South Africa — The 15 crafters are based at African Hope Crafts in Fish Hoek, on the southern Cape Peninsula, and all live in the nearby community of Masiphumelele. The craft centre is run by American missionaries Bill and Anne Eames who moved to South Africa over six years ago with the sole purpose of creating opportunities for the countrys most vulnerable people.
The Wildfire 2011 Conference was a big project for us, says Anne, it created enough beading to give the whole group an extra half a day of work over six weeks.
The lanyard is made from wood and seed beads with two, hand-rolled, clay beads with the conference logo on it. It is designed so that it can be used as a sunglass strap after the conference.

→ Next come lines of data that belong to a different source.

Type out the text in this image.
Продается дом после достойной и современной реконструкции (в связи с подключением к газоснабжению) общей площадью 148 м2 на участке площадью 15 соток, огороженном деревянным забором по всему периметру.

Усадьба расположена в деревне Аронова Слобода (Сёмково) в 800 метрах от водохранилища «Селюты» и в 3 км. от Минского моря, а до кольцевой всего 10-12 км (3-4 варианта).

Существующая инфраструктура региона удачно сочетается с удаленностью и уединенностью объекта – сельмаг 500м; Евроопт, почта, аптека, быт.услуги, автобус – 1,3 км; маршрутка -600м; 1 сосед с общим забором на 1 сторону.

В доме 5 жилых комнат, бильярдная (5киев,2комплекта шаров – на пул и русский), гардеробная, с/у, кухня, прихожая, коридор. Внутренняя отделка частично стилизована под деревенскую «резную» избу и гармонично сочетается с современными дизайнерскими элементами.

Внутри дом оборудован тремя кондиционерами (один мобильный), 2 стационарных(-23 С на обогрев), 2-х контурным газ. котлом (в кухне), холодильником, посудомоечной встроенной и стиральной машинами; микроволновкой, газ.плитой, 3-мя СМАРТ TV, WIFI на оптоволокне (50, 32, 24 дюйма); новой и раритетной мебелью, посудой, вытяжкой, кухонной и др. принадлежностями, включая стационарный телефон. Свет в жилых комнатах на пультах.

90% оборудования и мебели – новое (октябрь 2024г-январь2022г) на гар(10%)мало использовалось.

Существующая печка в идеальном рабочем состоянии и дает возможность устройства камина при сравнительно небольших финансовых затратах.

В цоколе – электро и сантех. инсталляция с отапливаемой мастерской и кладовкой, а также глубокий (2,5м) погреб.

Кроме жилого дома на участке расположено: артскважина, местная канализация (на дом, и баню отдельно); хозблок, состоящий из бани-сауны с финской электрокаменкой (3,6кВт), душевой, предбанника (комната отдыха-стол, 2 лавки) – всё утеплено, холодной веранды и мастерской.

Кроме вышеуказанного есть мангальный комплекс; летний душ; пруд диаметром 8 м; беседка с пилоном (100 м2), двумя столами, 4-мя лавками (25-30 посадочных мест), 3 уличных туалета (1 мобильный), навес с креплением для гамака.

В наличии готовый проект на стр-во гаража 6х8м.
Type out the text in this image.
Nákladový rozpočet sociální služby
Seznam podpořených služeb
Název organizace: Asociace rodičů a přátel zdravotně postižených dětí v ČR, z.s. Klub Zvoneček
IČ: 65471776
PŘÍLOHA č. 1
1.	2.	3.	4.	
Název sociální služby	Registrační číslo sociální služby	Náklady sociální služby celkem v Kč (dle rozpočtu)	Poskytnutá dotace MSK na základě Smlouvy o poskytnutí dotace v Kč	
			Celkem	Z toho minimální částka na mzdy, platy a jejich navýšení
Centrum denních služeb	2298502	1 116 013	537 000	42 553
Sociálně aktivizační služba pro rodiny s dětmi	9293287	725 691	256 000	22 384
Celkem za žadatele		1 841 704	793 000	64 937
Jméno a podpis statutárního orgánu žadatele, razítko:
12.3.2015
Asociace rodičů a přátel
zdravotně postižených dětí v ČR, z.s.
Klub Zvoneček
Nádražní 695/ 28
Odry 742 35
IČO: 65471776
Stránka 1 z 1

The crafters who made the lanyards work an average of 10 hours a week and are paid per item they produce, says Anne. Each worker is also given a hot meal during her shift along with spiritual and emotional support.
Crafter Veliswa Qubekile, a single mother to her six-month old son Endinako, originally hails from a village near Umtata in the Eastern Cape and says she is working for her child.
This job lets me spend time with my baby and make enough money to buy food.
Beading has always been part of her life because, in Xhosa culture, it is used for traditional purposes, says Veliswa.
Crafter Avuyise Lumani and her husband, Benjamin, a security guard, and their five-year-old daughter, Leyonela, come from East London and live in a shack in Masiphumelele.
We came to Cape Town for work but its not an easy life living in a shack especially in the winter with the rain, she says. Her goal is to learn to drive and run a business, which she hopes to do one day in the Eastern Cape.
Anne and Bill Eames, who run the project, are missionaries from the Kensington Community Church in Troy, Michigan. Bill is a retired engineer and is currently also supervising the building of two homes for orphans in Masiphumelele.
African Hope Crafts sells a variety of bead jewellery including some with pearls and crystals at reasonable prices. Our prices are low so we can sell more and create more work. Our crafters earn far more than minimum wage, which gives hope and opportunity to all of them since they would normally not be able to work, says Anne.